To live in a world means to construct an identity, to secure a place and a role in society and to participate in the economic and political system. It also means to consistently drive your efforts to change, vanquish, drive away or simply obliterate all that is a threat to your self-created identity. We are forever on guard. The world I see is not a constitution of facts, it’s a constitution of my perceptions. In other words, the joys or sorrows I experience are not caused by the world, but by my perceptions of it. Our existence is wombed in ignorance. We continue to live in ignorance even as we mature as adults. The knowledge we acquire is relative to only those aspects of our existence we commonly agree exist or that which we believe we should know about in order to sustain ourselves. Such knowledge doesn’t remove us from the womb of our ignorance. We remain undisclosed and unborn to ourselves. It is in this darkness within that the mind imagines, the mind speculates, the mind fears and the mind pines for.
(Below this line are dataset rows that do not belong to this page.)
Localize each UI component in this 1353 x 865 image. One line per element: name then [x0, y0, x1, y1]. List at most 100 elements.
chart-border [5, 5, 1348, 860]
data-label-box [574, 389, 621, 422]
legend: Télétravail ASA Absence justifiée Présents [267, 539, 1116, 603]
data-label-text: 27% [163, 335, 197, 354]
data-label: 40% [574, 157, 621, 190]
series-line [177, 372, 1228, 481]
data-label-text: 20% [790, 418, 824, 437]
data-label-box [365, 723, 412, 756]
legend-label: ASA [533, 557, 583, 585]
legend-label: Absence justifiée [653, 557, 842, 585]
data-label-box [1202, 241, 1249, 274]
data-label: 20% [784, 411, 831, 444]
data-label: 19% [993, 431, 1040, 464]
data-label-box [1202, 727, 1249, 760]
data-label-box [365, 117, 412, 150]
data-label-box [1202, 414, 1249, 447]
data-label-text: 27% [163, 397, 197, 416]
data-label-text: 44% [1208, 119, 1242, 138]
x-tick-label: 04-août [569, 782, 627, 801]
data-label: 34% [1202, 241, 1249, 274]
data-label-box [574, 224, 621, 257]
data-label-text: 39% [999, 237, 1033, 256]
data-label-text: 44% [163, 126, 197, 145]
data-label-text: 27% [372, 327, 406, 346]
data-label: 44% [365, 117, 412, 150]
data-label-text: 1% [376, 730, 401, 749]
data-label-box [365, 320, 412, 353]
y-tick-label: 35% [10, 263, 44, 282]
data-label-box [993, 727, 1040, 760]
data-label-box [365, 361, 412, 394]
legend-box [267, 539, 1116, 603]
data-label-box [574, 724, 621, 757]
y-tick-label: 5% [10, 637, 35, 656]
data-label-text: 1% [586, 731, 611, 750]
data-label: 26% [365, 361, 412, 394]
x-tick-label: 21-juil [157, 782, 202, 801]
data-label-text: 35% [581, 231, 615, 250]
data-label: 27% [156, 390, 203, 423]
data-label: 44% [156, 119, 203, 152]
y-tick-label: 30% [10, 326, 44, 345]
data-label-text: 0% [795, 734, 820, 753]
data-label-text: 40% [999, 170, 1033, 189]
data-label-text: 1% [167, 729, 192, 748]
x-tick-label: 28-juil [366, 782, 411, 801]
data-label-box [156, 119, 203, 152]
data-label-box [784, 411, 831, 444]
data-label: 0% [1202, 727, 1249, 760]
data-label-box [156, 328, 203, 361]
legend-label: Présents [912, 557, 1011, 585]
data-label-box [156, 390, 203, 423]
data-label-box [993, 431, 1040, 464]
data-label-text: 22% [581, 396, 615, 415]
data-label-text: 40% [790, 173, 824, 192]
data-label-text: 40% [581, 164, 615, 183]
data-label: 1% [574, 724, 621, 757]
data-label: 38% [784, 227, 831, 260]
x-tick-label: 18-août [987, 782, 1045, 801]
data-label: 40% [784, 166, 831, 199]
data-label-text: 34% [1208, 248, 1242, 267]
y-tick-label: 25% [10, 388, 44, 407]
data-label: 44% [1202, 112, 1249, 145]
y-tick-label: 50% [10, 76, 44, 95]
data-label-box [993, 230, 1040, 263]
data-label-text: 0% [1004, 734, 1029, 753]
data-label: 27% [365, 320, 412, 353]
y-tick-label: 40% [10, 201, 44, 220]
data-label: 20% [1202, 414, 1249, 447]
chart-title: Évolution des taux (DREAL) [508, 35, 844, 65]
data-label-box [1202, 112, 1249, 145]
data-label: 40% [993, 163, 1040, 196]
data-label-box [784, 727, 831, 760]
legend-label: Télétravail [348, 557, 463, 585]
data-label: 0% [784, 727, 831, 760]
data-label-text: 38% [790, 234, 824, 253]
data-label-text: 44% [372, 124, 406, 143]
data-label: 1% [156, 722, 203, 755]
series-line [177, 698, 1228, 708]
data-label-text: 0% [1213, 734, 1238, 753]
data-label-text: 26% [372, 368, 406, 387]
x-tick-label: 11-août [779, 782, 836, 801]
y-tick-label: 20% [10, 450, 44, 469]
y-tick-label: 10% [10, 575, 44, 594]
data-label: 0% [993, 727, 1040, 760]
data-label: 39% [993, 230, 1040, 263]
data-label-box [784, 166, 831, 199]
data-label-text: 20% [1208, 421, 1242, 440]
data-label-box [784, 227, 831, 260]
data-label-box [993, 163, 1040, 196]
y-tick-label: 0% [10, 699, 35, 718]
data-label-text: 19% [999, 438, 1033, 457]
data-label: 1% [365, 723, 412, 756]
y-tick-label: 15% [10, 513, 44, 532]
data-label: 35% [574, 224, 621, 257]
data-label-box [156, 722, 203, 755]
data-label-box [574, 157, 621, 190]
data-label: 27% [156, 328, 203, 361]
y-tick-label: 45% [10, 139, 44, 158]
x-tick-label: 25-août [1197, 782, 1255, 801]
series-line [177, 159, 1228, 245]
The compulsions that confine, enslave and demean us only thicken with our continued identification with all that we- in a state of ignorance- have constructed. In the final analysis, neither our knowledge of the ‘world’ and its ways, nor our wealth, name, position and kinship will bail us out; but only that knowledge that converses with our self will. When we mask our ignorance, our knowledge is only cosmetic. It simply makes us look good. But when we look at our ignorance, stand facing it, seek to understand it and fearlessly dwell in it- wonderful things happen… For one, you know that you don’t know, you also get certain about what you know and you allow the powers of simple existence to unfold. Your speech loses its arrogance and becomes sincere, you empathize, you trust, love becomes free of attachment, and respecting another is no longer a test of your patience or ‘tolerance’. You revel in being ‘supported’ by a force you can’t see, but which you- despite your ignorance- are absolutely certain, exists.